Coup de théâtre à la Cour d’assises du Val-de-Marne ce mercredi. Les deux hommes condamnés à plus de 20 ans de prison en première instance suite à l’assassinat d’un agent immobilier, également informateur de police, sont ressortis blanchis du tribunal de Créteil après un marquant exposé… de l’avocat général.
Un verdict qui a suscité une très vive émotion a saisi les accusés, Fabrice et Mickaël, et leurs familles, qui ont éclaté en pleurs de soulagement.
L’avocat général avait longuement exposé ses “interrogations” sur leur culpabilité et appelé au bénéfice du doute, une prise de position très rare pour le ministère public.
Fabrice, agent immobilier âgé de 27 ans au moment des faits, et son ami Mickaël, âgé alors de 36 ans, avaient été condamnés en première instance respectivement à 22 ans et 20 ans de réclusion criminelle, en 2018 à Bobigny.
Fabrice avait été reconnu coupable d’avoir commandité l’exécution de son associé, Bandjougou dit “Ben”, par Mickaël.
Les deux hommes, qui ont toujours farouchement nié leur implication dans ce crime, avaient fait appel. Ils avaient été remis en liberté en août 2019.
Bandjougou 32 ans, avait été retrouvé sur la chaussée à côté de son véhicule, le crâne fracturé et une balle de calibre 12 dans le thorax.
L’arme supposée du crime gisait sur le siège passager de la voiture de la victime, connue des services de police pour trafic de stupéfiants. Sur ce fusil à pompe à canon scié, “le profil ADN” de Mickaël avait été identifié.
Durant les sept jours du procès en appel à Créteil, la thèse avancée par la défense, celle d’une exécution vengeresse de “Ben l’indic” par des trafiquants de drogue, a toutefois gagné du terrain dans les esprits, de l’avocat général aux jurés. Lors de ses deux heures de réquisitions, l’avocat général, Jean-Christophe Crocq, a ainsi énoncé plus d’interrogations que de certitudes.
ADN “partiel”, enquête non probante
L’ADN de Mickaël Touraine, retrouvé sur l’arme supposée du crime, un fusil à canon scié ? “Ce ne sont que des éléments d’empreinte génétique qui ont été retrouvés” et donc un “ADN partiel”, a relevé le magistrat.
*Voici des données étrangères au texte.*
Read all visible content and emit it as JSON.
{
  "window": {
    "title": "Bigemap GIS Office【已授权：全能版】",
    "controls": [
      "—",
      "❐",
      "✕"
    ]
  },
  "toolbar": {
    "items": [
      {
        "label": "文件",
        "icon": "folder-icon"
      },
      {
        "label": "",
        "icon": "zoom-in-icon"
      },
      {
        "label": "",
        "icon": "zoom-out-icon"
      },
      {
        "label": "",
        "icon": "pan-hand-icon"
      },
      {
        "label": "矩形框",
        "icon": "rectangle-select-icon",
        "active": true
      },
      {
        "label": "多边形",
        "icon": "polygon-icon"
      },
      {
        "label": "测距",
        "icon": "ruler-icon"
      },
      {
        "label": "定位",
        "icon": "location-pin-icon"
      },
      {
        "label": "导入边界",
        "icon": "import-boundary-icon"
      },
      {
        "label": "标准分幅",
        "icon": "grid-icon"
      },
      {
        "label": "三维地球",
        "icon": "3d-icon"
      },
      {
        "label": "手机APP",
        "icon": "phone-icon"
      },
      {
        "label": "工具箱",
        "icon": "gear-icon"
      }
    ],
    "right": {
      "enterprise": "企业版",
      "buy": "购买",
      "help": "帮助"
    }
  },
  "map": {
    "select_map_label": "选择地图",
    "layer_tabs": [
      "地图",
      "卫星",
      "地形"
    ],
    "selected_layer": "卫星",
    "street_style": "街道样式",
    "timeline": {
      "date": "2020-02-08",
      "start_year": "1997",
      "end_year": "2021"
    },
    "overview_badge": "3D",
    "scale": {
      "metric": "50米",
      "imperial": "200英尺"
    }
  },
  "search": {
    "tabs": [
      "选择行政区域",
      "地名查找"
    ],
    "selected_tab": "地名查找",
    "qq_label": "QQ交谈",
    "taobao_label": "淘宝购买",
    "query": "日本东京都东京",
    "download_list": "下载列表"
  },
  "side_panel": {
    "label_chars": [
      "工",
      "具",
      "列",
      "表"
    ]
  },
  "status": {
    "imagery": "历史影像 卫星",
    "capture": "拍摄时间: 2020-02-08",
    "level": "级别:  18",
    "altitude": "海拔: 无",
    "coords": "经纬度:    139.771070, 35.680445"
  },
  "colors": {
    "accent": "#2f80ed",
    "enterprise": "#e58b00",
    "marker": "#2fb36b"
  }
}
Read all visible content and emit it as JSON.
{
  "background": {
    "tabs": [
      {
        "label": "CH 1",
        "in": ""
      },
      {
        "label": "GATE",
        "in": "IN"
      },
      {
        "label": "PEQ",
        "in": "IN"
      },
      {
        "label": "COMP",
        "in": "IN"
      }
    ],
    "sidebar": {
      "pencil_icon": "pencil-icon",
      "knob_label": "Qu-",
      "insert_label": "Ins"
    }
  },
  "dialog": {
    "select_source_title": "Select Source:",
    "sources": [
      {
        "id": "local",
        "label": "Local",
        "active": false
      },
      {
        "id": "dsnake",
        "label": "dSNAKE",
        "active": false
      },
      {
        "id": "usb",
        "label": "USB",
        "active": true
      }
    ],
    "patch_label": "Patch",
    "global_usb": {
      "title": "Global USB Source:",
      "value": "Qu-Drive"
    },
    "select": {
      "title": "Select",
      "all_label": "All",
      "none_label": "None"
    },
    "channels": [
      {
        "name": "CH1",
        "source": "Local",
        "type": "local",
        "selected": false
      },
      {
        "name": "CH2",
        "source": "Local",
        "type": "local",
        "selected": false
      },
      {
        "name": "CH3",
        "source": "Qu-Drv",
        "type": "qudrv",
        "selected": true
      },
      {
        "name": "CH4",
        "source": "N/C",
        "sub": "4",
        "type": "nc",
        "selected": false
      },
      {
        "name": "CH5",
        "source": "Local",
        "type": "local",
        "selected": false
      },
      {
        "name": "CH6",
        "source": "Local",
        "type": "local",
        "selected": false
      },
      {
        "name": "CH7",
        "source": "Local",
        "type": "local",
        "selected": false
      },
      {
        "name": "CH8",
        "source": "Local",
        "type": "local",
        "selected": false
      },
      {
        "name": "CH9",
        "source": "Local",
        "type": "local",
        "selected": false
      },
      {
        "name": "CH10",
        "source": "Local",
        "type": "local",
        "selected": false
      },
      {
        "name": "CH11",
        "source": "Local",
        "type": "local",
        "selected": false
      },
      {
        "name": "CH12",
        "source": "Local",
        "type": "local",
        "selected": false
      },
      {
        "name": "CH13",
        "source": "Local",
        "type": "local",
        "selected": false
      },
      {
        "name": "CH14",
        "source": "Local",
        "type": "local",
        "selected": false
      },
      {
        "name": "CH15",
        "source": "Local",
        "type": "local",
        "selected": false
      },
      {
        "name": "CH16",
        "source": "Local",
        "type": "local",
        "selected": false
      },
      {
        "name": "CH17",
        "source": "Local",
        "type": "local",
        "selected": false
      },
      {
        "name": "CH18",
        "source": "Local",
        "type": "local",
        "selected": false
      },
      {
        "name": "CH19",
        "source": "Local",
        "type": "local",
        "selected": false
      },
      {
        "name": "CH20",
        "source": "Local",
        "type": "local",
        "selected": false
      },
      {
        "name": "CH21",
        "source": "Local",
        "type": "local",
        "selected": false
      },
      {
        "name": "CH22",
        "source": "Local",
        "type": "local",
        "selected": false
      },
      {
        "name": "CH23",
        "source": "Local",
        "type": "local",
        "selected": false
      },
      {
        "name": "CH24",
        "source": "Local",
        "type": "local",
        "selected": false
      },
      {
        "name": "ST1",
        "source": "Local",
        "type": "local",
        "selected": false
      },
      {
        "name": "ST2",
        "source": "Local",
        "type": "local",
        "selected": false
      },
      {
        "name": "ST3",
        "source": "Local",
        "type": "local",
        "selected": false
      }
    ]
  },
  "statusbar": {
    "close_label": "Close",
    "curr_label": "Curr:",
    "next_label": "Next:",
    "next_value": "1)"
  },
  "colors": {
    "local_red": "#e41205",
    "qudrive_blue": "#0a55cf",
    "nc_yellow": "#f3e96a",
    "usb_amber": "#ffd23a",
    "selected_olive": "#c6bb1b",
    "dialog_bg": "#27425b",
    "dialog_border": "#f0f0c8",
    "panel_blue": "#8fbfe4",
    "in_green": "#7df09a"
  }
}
Alors que les enquêteurs n’avaient pu localiser les téléphones des accusés au moment du crime, y voyant un signe qu’ils auraient coupé leurs téléphones pour ne pas être repérables, l’avocat général a analysé les données autrement. “Non, ce ne sont pas des téléphones qui ont été coupés, ils ont continué à émettre”, a-t-il pointé. Ils auraient donc “pu être localisés”.
Concernant le mobile, l’enquête avait mis en avant une “rémunération” de Mickaël, l’exécutant présumé. Mais les deux accusés n’avaient pas de problème d’argent, a pointé l’avocat général.
Jean-Christophe Crocq a par ailleurs évoqué d’autres pistes, notamment celle d’une exécution de “la taupe” par des trafiquants, hypothèse largement étayée par la défense depuis le début de la procédure.
Cette décision “logique et courageuse (…) met fin à dix ans de calvaire judiciaire”, s’est réjoui auprès de l’AFP Me Frank Berton, avocat de Fabrice avec Me Sylvain Cormier qui s’est dit “soulagé” pour les deux accusés.
“Ce n’est pas un acquittement au bénéfice du doute mais une véritable décision qui marque leur innocence”, a fait valoir Antoine Vey, le conseil de Mickaël.
Une nouvelle instruction ?
“Les parties civiles ont le sentiment d’avoir été totalement abandonnées par le parquet, qui n’a pas du tout soutenu l’accusation. Cela questionne”, a en revanche réagi Me Isabelle Felenbok pour la femme de la victime. “Onze ans après les faits, la famille ne sait pas qui est l’assassin et vivra perpétuellement avec cette souffrance”, a regretté pour sa part Margaux Groubier, qui la représente, et espère que “l’instruction reprendra”.